The answer is just $P(R)$ because $R$ and $S$ are independent. Notice that we get the result as a rational here. What about $P(R|H,S)$? Just as easy:

```
*Main> prob bn R [(H,True),(S,True)]
10 % 703
*Main> fromRational $ prob bn R [(H,True),(S,True)]
1.422475106685633e-2
```

Here, I’ve converted the result from a rational to a floating point for comparison with the next result, which is $P(R|H)$:

```
*Main> prob bn R [(H,True)]
97 % 5245
*Main> fromRational $ prob bn R [(H,True)]
1.8493803622497616e-2
```

Here, $P(R|H) > P(R|H,S)$, demonstrating the “explaining away” effect.

For sure, you can do the homework questions using the same setup.

## Conclusions

This is *not* a good way to do probability calculations on Bayes networks in general.

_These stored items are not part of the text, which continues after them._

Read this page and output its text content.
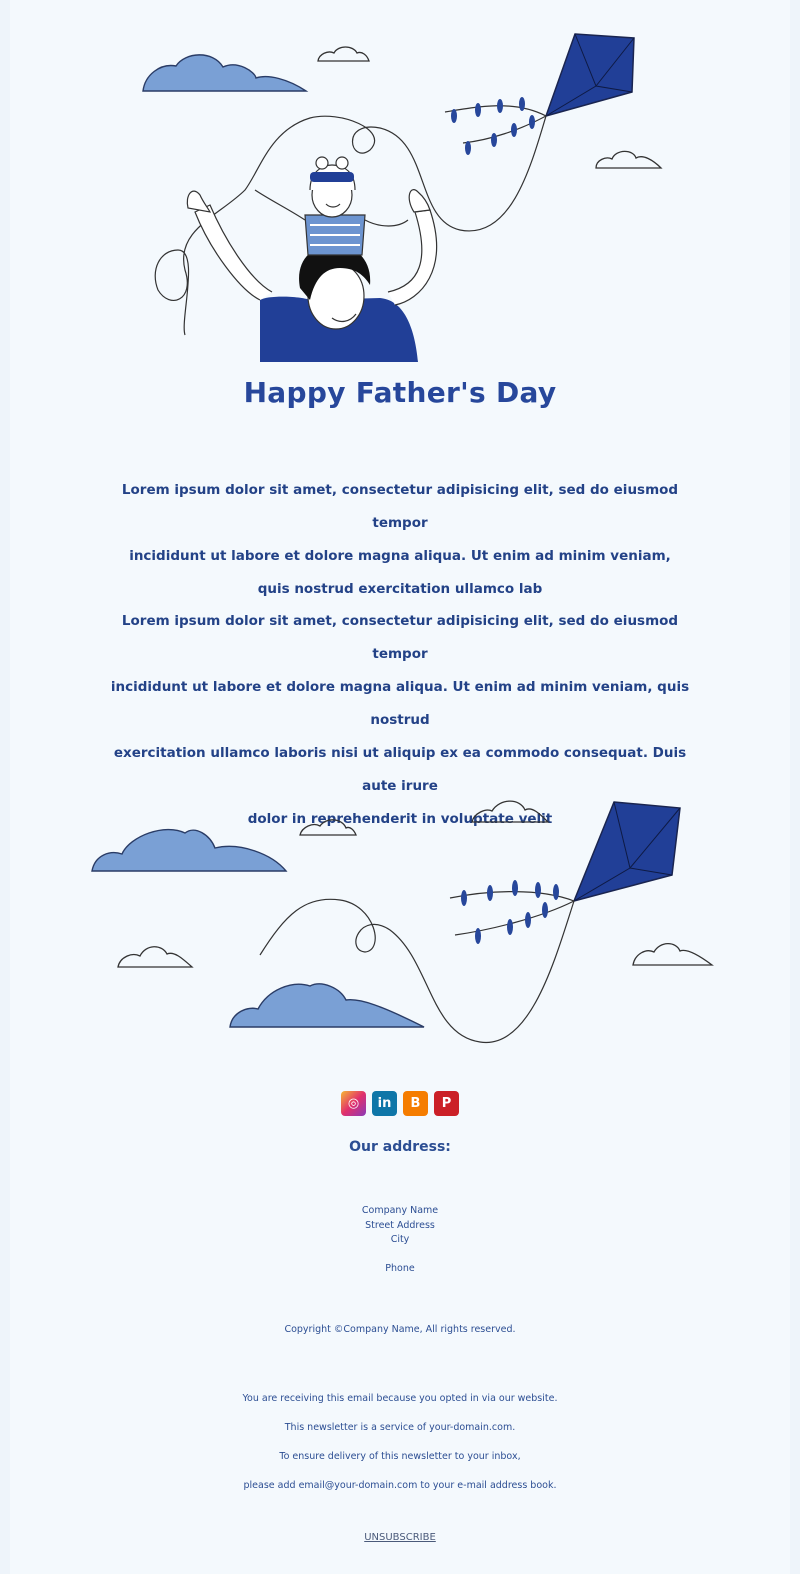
Happy Father's Day
Lorem ipsum dolor sit amet, consectetur adipisicing elit, sed do eiusmod tempor
incididunt ut labore et dolore magna aliqua. Ut enim ad minim veniam,
quis nostrud exercitation ullamco lab
Lorem ipsum dolor sit amet, consectetur adipisicing elit, sed do eiusmod tempor
incididunt ut labore et dolore magna aliqua. Ut enim ad minim veniam, quis nostrud
exercitation ullamco laboris nisi ut aliquip ex ea commodo consequat. Duis aute irure
dolor in reprehenderit in voluptate velit
◎	in	B	P
Our address:
Company Name
Street Address
City
Phone
Copyright ©Company Name, All rights reserved.
You are receiving this email because you opted in via our website.
This newsletter is a service of your-domain.com.
To ensure delivery of this newsletter to your inbox,
please add email@your-domain.com to your e-mail address book.
UNSUBSCRIBE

There are much better approaches available than enumeration. My goal here was more to investigate how easy it would be to construct an explicit programmatic representation of the full joint PDF of a Bayes network. Whether writing all this code to answer three homework problems is an efficient use of time, I’ll leave for the reader to decide…

The code is in: BayesNet.hs, cancer.hs and happiness.hs. There’s also code implementing the earthquake alarm example from the lectures in alarm.hs.